Ces livres ne pouvaient pas être mis en ligne avant, car les sociétés de gestion collective, des organisations qui distribuent les redevances aux auteurs, ne parvenaient pas à obtenir l'autorisation des éditeurs et des auteurs qui détiennent les droits.
Ce nouvel accord paneuropéen encourage les bibliothèques et les sociétés de gestion collective à conclure des contrats de licence numérique avec les détenteurs des droits de livres qui ne sont plus imprimés ou vendus.
« Bien que de plus en plus d'ouvrages soient remis dans le commerce, grâce aux formats électroniques et à l'impression à la demande, de nombreux titres continuent à dormir dans les collections et les archives des bibliothèques européennes », peut-on lire une déclaration de Michel Barnier, commissaire européen au marché intérieur.
La numérisation s'est révélée précieuse dans plusieurs bibliothèques en Europe, dont les collections sont maintenant disponibles en ligne et peuvent être découvertes par des dizaines de milliers de lecteurs.
Davantage de bibliothèques sont prêtes à mettre leurs collections en ligne dans la mesure où le procédé est devenu moins lourd grâce à des bases de données en ligne vouées à faciliter l'identification des détenteurs des droits de ces livres.
Le projet ARROW, que de nombreuses bibliothèques utilisent pour retrouver les détenteurs de droits des livres, a été qualifié d'indispensable par les signataires de l'accord s'agissant de la numérisation de masse.

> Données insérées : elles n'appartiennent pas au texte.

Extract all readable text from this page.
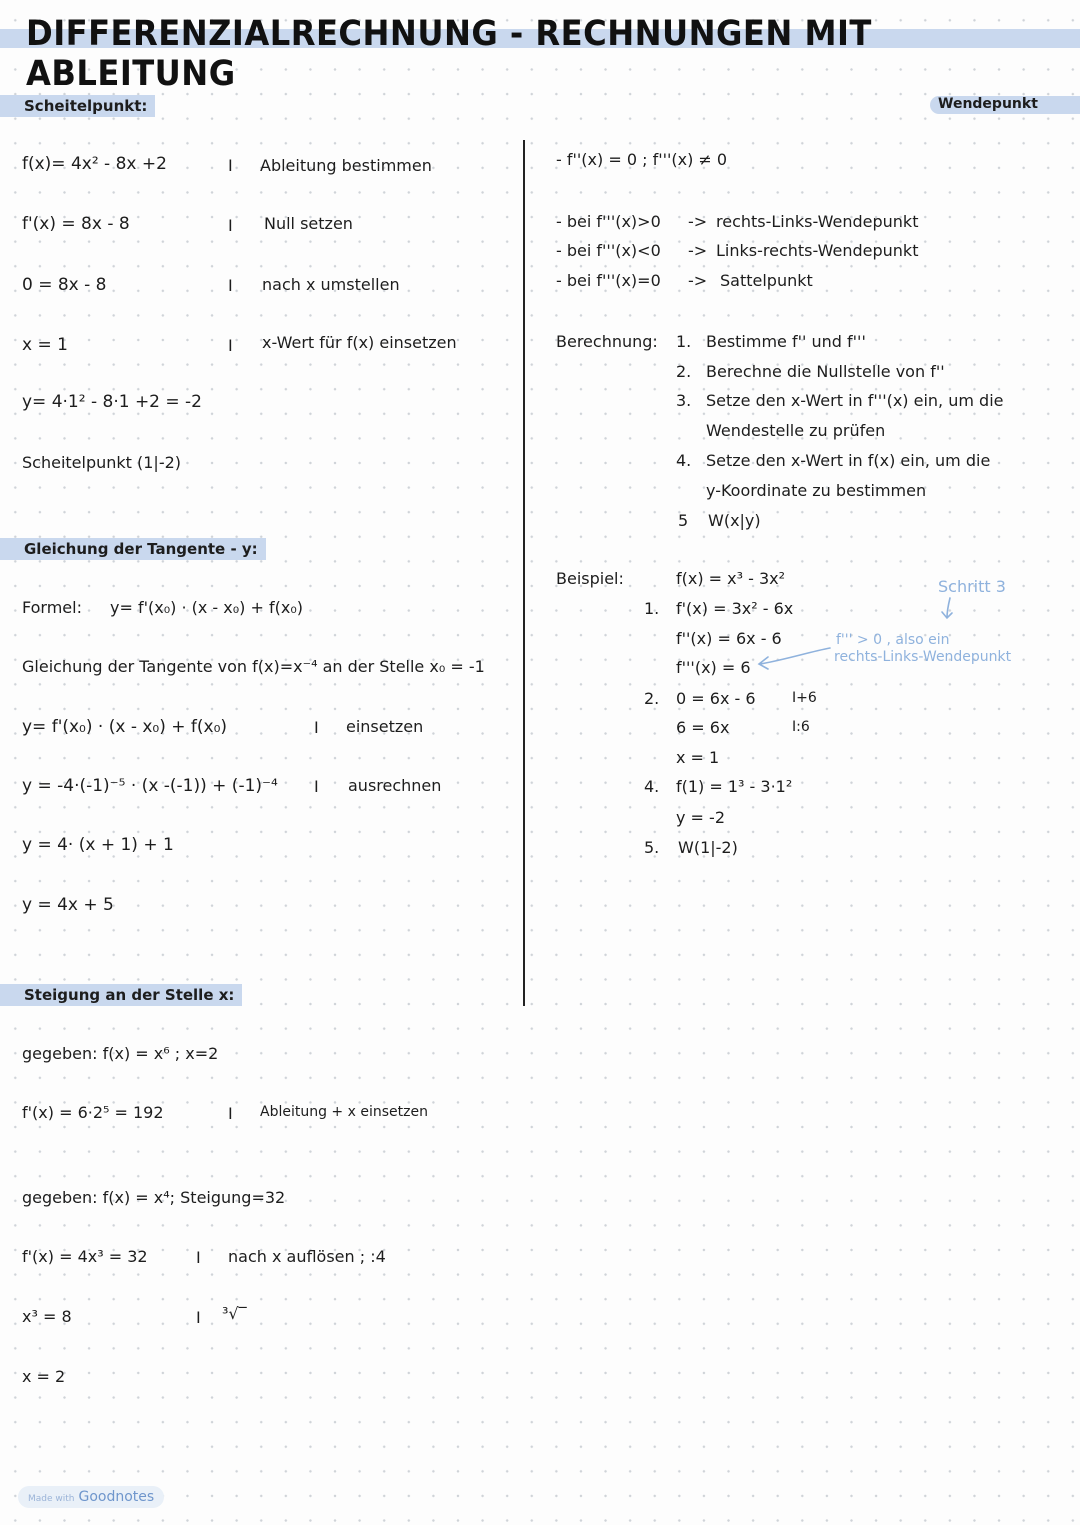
DIFFERENZIALRECHNUNG - RECHNUNGEN MIT ABLEITUNG
Scheitelpunkt:	Wendepunkt
f(x)= 4x² - 8x +2	I Ableitung bestimmen
f'(x) = 8x - 8	I Null setzen
0 = 8x - 8	I nach x umstellen
x = 1	I x-Wert für f(x) einsetzen
y= 4·1² - 8·1 +2 = -2
Scheitelpunkt (1|-2)
Gleichung der Tangente - y:
Formel: y= f'(x₀) · (x - x₀) + f(x₀)
Gleichung der Tangente von f(x)=x⁻⁴ an der Stelle x₀ = -1
y= f'(x₀) · (x - x₀) + f(x₀)	I einsetzen
y = -4·(-1)⁻⁵ · (x -(-1)) + (-1)⁻⁴ I ausrechnen
y = 4· (x + 1) + 1
y = 4x + 5
Steigung an der Stelle x:
gegeben: f(x) = x⁶ ; x=2
f'(x) = 6·2⁵ = 192	I Ableitung + x einsetzen
gegeben: f(x) = x⁴; Steigung=32
f'(x) = 4x³ = 32	I nach x auflösen ; :4
x³ = 8	I ³√‾
x = 2
- f''(x) = 0 ; f'''(x) ≠ 0
- bei f'''(x)>0 -> rechts-Links-Wendepunkt
- bei f'''(x)<0 -> Links-rechts-Wendepunkt
- bei f'''(x)=0 -> Sattelpunkt
Berechnung: 1. Bestimme f'' und f'''
2. Berechne die Nullstelle von f''
3. Setze den x-Wert in f'''(x) ein, um die
Wendestelle zu prüfen
4. Setze den x-Wert in f(x) ein, um die
y-Koordinate zu bestimmen
5 W(x|y)
Beispiel:	f(x) = x³ - 3x²
1. f'(x) = 3x² - 6x
f''(x) = 6x - 6
f'''(x) = 6
2. 0 = 6x - 6	I+6
6 = 6x	I:6
x = 1
4. f(1) = 1³ - 3·1²
y = -2
5. W(1|-2)
Schritt 3
f''' > 0 , also ein
rechts-Links-Wendepunkt
Made with Goodnotes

Alors qu'il faudrait 1 000 ans à une personne pour acquérir l'autorisation d'utiliser les droits de 500 000 livres, soit 4 heures par livre, ARROW peut réduire ce temps à moins de cinq minutes par titre, selon une étude effectuée par la British Library.
Bien que les experts du secteur admettent qu'il soit difficile de chiffrer la quantité de livres qui sera numérisée dans le cadre de cet accord, il existe actuellement de nombreux projets dans l'Union visant à mettre en ligne des millions de livres.
En Allemagne, des bibliothèques ont tenté d'aboutir à un accord pour numériser des livres antérieurs à 1965 et en France, la bibliothèque nationale a signé un accord en mai de cette année pour que plus d'un demi million de livres soient numérisés chaque année.
Cet accord n'inclut pas les oeuvres orphelines, dont les ayants droit sont inconnus. La Commission européenne devrait apporter une solution pour ces livres avant la fin de l'année.